Screams of pain and confusion echoed through the darkness. The bandits were trapped, deafened, and blinded. It was into this maelstrom that Leonotis strode.
He drew the weapon from his back. It wasn't a sword of steel, but a gnarled, twisted length of ironwood, seemingly dead and inert. This was his Root-sword, a conduit not for cutting, but for commanding. He gripped its familiar handle, the wood humming with a latent energy only he could feel.
"Now!" he yelled, his voice cutting through the din.
As Low charged from the rocks, a roaring force of nature scattering men like bowling pins, Leonotis plunged the tip of his Root-sword into the soft earth.

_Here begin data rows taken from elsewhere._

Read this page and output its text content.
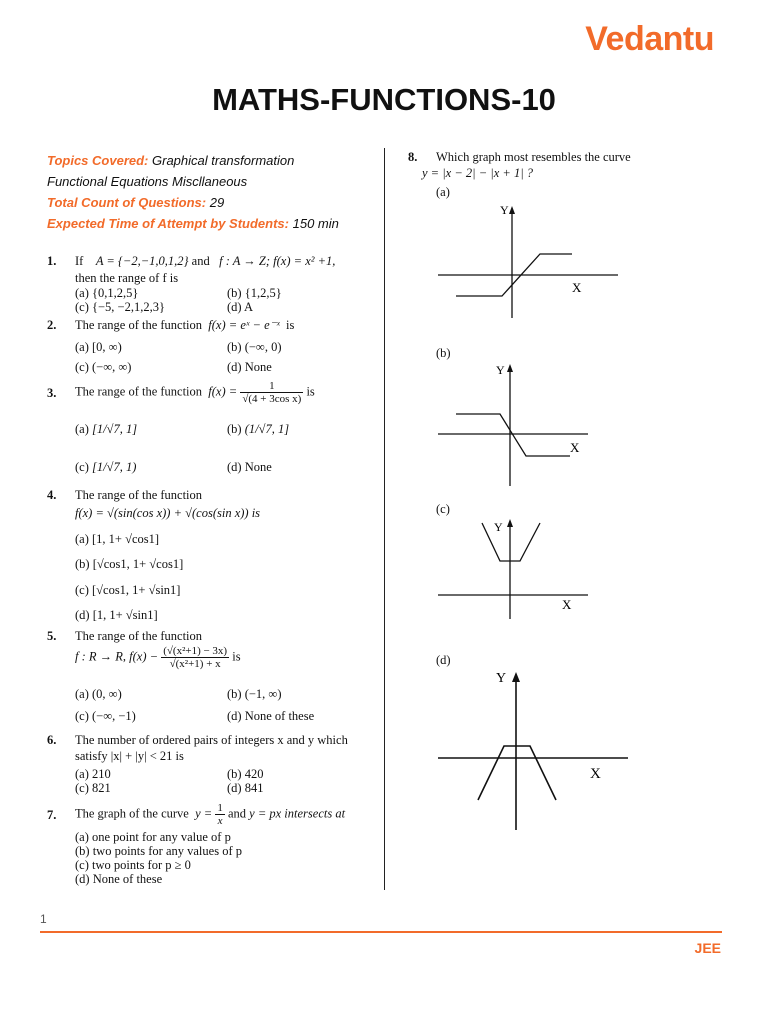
Vedantu
MATHS-FUNCTIONS-10
Topics Covered: Graphical transformation
Functional Equations Miscllaneous
Total Count of Questions: 29
Expected Time of Attempt by Students: 150 min
1. If A = {−2,−1,0,1,2} and f : A → Z; f(x) = x² +1,
then the range of f is
(a) {0,1,2,5}	(b) {1,2,5}
(c) {−5, −2,1,2,3}	(d) A
2. The range of the function f(x) = eˣ − e⁻ˣ is
(a) [0, ∞)	(b) (−∞, 0)
(c) (−∞, ∞)	(d) None
3. The range of the function $f(x) = \frac{1}{\text{√(4 + 3cos x)}}$ is
(a) [1/√7, 1]	(b) (1/√7, 1]
(c) [1/√7, 1)	(d) None
4. The range of the function
f(x) = √(sin(cos x)) + √(cos(sin x)) is
(a) [1, 1+ √cos1]
(b) [√cos1, 1+ √cos1]
(c) [√cos1, 1+ √sin1]
(d) [1, 1+ √sin1]
5. The range of the function
f : R → R, $f(x) - \frac{\text{(√(x²+1) − 3x)}}{\text{√(x²+1) + x}}$ is
(a) (0, ∞)	(b) (−1, ∞)
(c) (−∞, −1)	(d) None of these
6. The number of ordered pairs of integers x and y which
satisfy |x| + |y| < 21 is
(a) 210	(b) 420
(c) 821	(d) 841
7. The graph of the curve $y = \frac{1}{x}$ and y = px intersects at
(a) one point for any value of p
(b) two points for any values of p
(c) two points for p ≥ 0
(d) None of these
8. Which graph most resembles the curve
y = |x − 2| − |x + 1| ?
(a)
Y
X
(b)
Y
X
(c)
Y
X
(d)
Y
X
1
JEE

The effect was instantaneous. It was as if he had plugged himself directly into the lifeblood of the world. Power surged up his arm, raw and green and wild. The ground beneath the bandits' feet writhed. Thick, thorny vines, energized by his will, burst from the soil with explosive force. They were an extension of his own determination, lashing out, coiling around ankles, and dragging men down. Bandits who tried to fight back found their weapons ripped from their hands by whipping briars. Those who tried to flee were ensnared, their struggles only causing the thorny vines to constrict tighter. Leonotis stood at the center of it all, his knuckles on his sword's hilt, his face set in a mask of intense concentration. He didn't need to shout his own name. The forest itself was screaming it for him.
The tide of the battle had turned into a rout. But amidst the chaos, one man remained standing, untouched by fire or vine.
The bandit leader.
He was a mountain of a man, his bald head gleaming in the light of the fires. While his men panicked, he stood with an unnerving calm, his arms crossed over his massive chest. Low, seeing him as the final threat, let out a battle cry and hurled a boulder the size of a man's torso directly at his head.
The leader didn't even flinch. He simply raised one hand. The boulder stopped dead in the air, inches from his face, held by an unseen force. A cruel smirk spread across his lips. "Child's play." With a casual clench of his fist, the boulder imploded, the stone cracking and groaning as it reshaped itself. In seconds, the compacted rock formed a long, wickedly sharp spear, which he plucked from the air.
Leonotis's blood ran cold. The man's control, his raw power—it was on a completely different level. He saw Jacqueline in the swirling smoke, cutting the last of the girl's ropes. He saw Low momentarily stunned by the display of magic. He saw Zombiel keeping the fires burning, his focus absolute.
They were all occupied. He was the only one left.
The bandit leader's cold eyes scanned the chaos his men were trapped in before they finally settled on Leonotis, recognizing him as the source of the vines. He hefted the rock spear, a cruel smirk twisting his lips. "So, you're the green aseborn from the rumors. And here I was, thinking this day couldn't get any better."
The very ground began to rumble as he stepped forward. "Relax, men!" he bellowed, his voice cutting through the panic. His untethered men, who had been running frantically, froze in their tracks. "We're about to be rich! They're just children who are in way over their heads. Get the others. This one is mine."
Fear, sharp and icy, lanced through Leonotis. Every instinct screamed at him to run, to hide. This man could kill him without breaking a sweat. But then he saw Jacqueline pulling the crying girl behind her, trying to retreat into the shadows.
And he knew he couldn't run.
Gripping his Root-sword until his knuckles ached, Leonotis pulled it from the earth and took a step forward, planting himself directly between the bandit leader and his friends. The Gethii wouldn't have been worried. The hero he daydreamed himself to be wouldn't have been afraid. Leonotis was terrified. But he stood his ground anyway.